Breast cancer scan error may have led to death of 270 women in England

The deaths of as many as 270 women in England are being investigated for connections to a computer error that led them to miss crucial breast cancer screenings.

Secretary of State for Health and Social Care Jeremy Hunt said Wednesday that some 450,000 women aged 68 to 71 didn't receive notice they were due for a breast cancer screening because of a major 2009 glitch, and that between 135 and 270 women who recently died of breast cancer could have missed the opportunity for early diagnosis.

Although the error occurred almost a decade ago, Public Health England only recently discovered it in January. An independent investigation has been initiated.

Letters reminding women to get a mammogram were supposed to automatically be sent out as part of the country's National Health Service AgeX trial. However, a computer error led to the tests being canceled and the reminders not being sent, according to The Guardian.

Hunt "wholeheartedly" apologized on Wednesday to the women affected and their families and said the supervision of the AgeX program had "not been good enough," BBC reported.

"For them and others it is incredibly upsetting to know that you did not receive an invitation for screening at the correct time and totally devastating to hear you may have lost or be about to lose a loved one because of administrative incompetence," Hunt said.

Those who have been affected will now receive a letter by the end of the month. Women younger than 72 years old will receive an appointment for a "catch-up mammogram," and women over 72 can call a hotline to discuss the pros and cons of breast cancer screening.

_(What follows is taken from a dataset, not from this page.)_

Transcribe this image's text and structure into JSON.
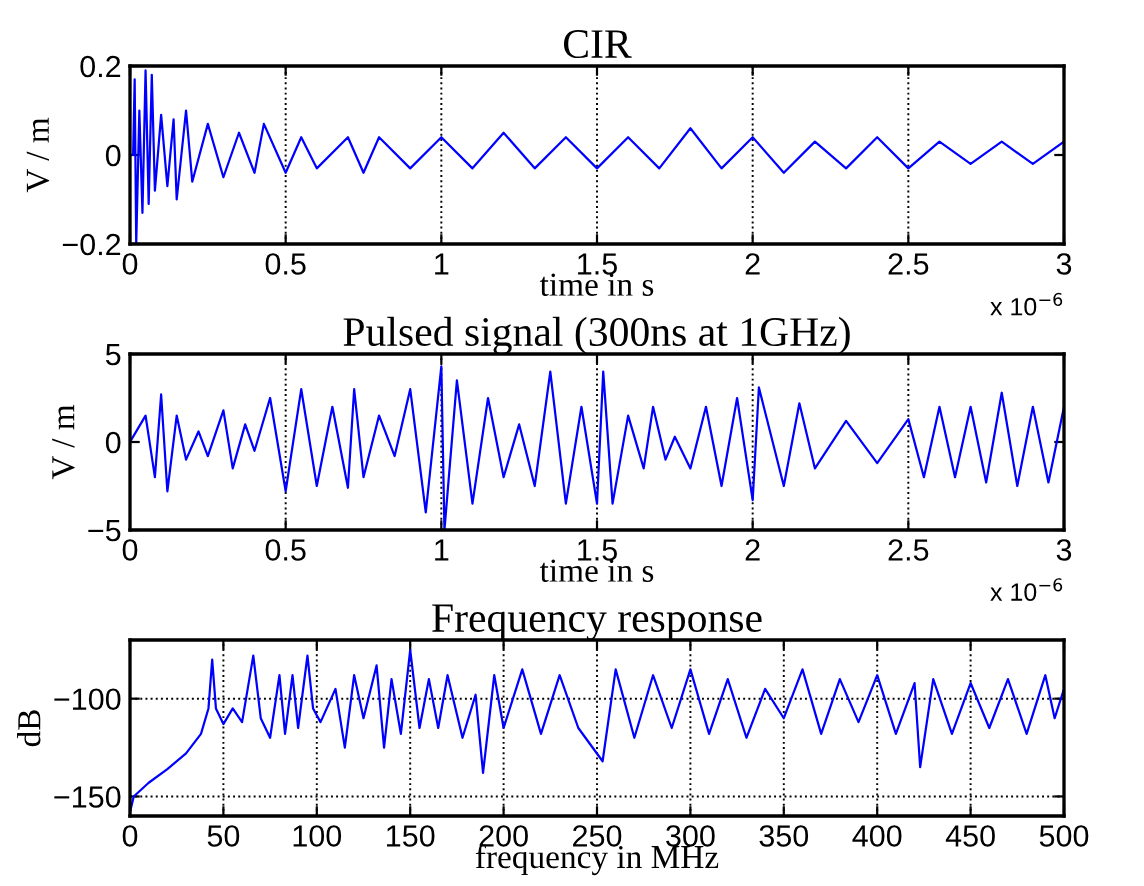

Hunt assured women that anyone who wants a mammogram will be able to get one within six months.

"It is a major priority to do our very best to make sure that the additional scans do not cause any delays in the regular breast screening program for those under 71," Hunt said. "NHS England has taken major steps to expand the capacity of screening services."

The health systems in Northern Ireland and Wales operate on similar computers systems, but Hunt said there is no reason to believe women there have been affected. Additionally, he said women in Scotland are not affected because the country has a different information technology system.